In deze zaak heeft het Gerechtshof 's-Hertogenbosch op 16 april 2024 uitspraak gedaan in een hoger beroep van een kort geding dat eerder door de voorzieningenrechter van de rechtbank Limburg was gewezen. De man, de appellant, was het niet eens met de beslissing van de voorzieningenrechter die hem had bevolen om zijn 13-jarige dochter, [minderjarige 1], af te geven aan de moeder, de geïntimeerde. De man had in hoger beroep gevraagd om vernietiging van deze beslissing, terwijl de vrouw, de moeder, concludeerde tot bekrachtiging van het vonnis.
Tijdens de mondelinge behandeling op 12 maart 2024 is gebleken dat de man de zorg voor [minderjarige 1] had, terwijl de vrouw het gezag over haar uitoefende. De man voerde aan dat de rechtbank ten onrechte had geoordeeld dat [minderjarige 1] beter af was bij de vrouw en dat er geen rekening was gehouden met de wensen van het kind. De vrouw daarentegen stelde dat de man het contact tussen haar en de kinderen blokkeerde en dat [minderjarige 1] op school een warm contact met haar had gehad.

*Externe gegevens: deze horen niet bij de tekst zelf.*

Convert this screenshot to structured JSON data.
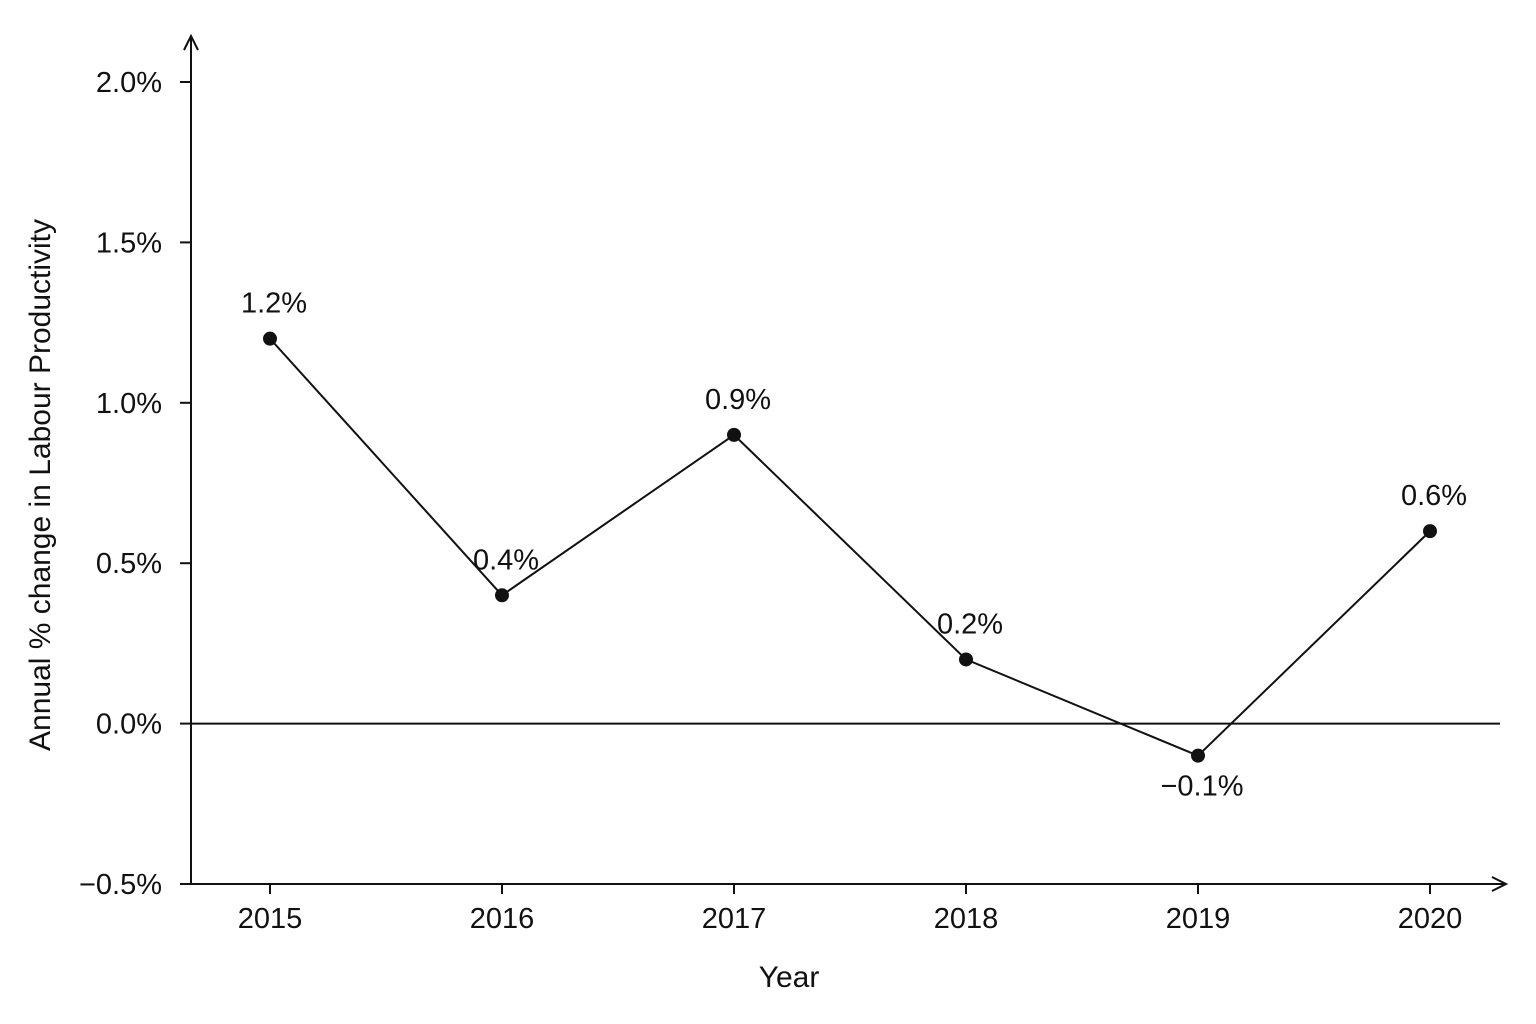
{
  "chart_data": {
    "type": "line",
    "xlabel": "Year",
    "ylabel": "Annual % change in Labour Productivity",
    "x": [
      "2015",
      "2016",
      "2017",
      "2018",
      "2019",
      "2020"
    ],
    "series": [
      {
        "values": [
          1.2,
          0.4,
          0.9,
          0.2,
          -0.1,
          0.6
        ],
        "data_labels": [
          "1.2%",
          "0.4%",
          "0.9%",
          "0.2%",
          "−0.1%",
          "0.6%"
        ]
      }
    ],
    "ylim": [
      -0.5,
      2.0
    ],
    "y_ticks": [
      -0.5,
      0.0,
      0.5,
      1.0,
      1.5,
      2.0
    ],
    "y_tick_labels": [
      "−0.5%",
      "0.0%",
      "0.5%",
      "1.0%",
      "1.5%",
      "2.0%"
    ],
    "reference_line": 0.0,
    "grid": false,
    "legend": "none",
    "colors": {
      "line": "#111111",
      "marker": "#111111"
    }
  }
}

Het hof heeft vastgesteld dat er geen bijzondere omstandigheden zijn die de man zouden vrijstellen van de verplichting om [minderjarige 1] aan de vrouw af te geven. Het hof heeft de signalen van een loyaliteitsconflict tussen de kinderen en de ouders erkend, maar benadrukt dat het in het belang van [minderjarige 1] is om met haar moeder herenigd te worden. Het hof heeft het hoger beroep van de man afgewezen en het vonnis van de voorzieningenrechter bekrachtigd, met de noodzaak om de kinderen niet verder te belasten met de conflicten tussen de ouders.